Living in these narrow alleys are Sichuanese chefs.
They can turn simple soybeans into a multitude of food.
Like these brown slabs of dried tofu.
Or soft tofu.
Or douhua—tofu pudding.
Tofu-making has over 2,000 years of history in China.
The process is simple: soy milk coagulates to form tofu curds.
But the result can be turned into many varieties.
Douhua with dipping sauce.
Douhua pudding with red dates.
(Almost) everybody in Sichuan knows how to make douhua.
But in the hands of master chefs, they can do a lot more.
This is 鸡豆花—chicken douhua, a dish once served at state dinners.
This simple-looking dish involves many, many steps.
Boneless chicken breast is chosen. Extra fat is removed, then it’s diced and tenderised.
Tendons are removed.
Chicken breast is tenderised repeatedly until it turns into paste.

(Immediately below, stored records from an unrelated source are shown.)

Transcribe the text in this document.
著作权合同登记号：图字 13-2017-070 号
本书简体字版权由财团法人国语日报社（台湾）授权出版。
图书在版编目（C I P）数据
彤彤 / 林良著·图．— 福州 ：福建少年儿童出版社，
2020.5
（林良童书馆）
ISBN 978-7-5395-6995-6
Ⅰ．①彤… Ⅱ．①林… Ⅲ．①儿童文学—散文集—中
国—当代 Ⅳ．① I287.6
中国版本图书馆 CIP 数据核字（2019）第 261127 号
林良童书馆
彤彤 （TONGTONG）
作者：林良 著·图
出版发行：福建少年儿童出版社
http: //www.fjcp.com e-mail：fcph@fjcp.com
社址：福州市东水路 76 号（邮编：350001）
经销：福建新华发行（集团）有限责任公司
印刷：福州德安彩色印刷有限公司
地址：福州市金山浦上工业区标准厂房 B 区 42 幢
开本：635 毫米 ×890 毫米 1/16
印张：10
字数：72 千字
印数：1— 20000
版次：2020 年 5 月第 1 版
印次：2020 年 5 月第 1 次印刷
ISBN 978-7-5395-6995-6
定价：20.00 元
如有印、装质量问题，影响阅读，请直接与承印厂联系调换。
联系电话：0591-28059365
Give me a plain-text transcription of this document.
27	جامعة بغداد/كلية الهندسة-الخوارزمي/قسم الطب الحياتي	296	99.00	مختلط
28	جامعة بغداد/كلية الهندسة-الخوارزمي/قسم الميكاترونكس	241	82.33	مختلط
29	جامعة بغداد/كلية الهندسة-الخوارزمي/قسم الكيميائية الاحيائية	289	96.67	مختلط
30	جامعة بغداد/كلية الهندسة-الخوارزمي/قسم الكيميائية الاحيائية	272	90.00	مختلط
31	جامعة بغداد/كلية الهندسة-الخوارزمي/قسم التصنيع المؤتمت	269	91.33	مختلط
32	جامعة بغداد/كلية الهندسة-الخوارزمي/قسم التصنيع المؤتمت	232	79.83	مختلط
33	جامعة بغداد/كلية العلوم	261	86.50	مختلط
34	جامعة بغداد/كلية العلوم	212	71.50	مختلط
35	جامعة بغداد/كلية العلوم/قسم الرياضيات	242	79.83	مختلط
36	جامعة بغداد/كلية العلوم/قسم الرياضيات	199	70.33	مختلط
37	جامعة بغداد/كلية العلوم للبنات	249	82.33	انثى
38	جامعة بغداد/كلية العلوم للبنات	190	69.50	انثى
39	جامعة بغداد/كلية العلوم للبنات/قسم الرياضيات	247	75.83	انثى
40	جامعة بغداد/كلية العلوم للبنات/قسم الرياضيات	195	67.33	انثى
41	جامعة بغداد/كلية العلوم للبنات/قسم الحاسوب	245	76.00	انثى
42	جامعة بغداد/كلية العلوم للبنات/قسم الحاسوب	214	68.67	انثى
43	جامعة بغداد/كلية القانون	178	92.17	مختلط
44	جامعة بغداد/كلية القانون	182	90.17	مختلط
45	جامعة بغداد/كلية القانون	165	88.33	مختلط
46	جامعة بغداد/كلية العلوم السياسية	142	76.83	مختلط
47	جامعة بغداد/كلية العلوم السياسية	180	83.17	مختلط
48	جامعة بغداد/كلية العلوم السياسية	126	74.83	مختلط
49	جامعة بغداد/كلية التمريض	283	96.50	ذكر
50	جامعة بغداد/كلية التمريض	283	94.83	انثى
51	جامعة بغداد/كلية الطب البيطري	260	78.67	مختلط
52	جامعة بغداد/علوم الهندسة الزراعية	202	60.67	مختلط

The juice of ginger and spring onion is added to the paste.
Then add egg white, starch, salt, and water.
Simmer in a stock.
This plain-looking stock is made from hen, pork ribs, ham, dried scallops, chicken breast, and pork tenderloin.
The tenderised chicken breast, along with douhua, has absorbed all the flavours of the soup stock.
The resultant dish looks deceptively simple. Just a lump of tofu.
But it has the soft consistency of tofu, yet tastes savoury like chicken.
It includes steamed tofu stuffed with minced pork and egg, shaped like a rooster and a phoenix.
Fried tofu stuffed with pork.
Tofu soup with sour vegetables.
Tofu ice cream.
Some have made the claim that there are a total of 108 tofu dishes.
Mapo tofu might not be the oldest tofu dish, but it probably is one of the most famous.
In contrast to the popularity of mapo tofu, stinky tofu has a much harder time gaining acceptance.
From the reaction of this cat, you know you’ve gotten the authentic “stinky tofu”.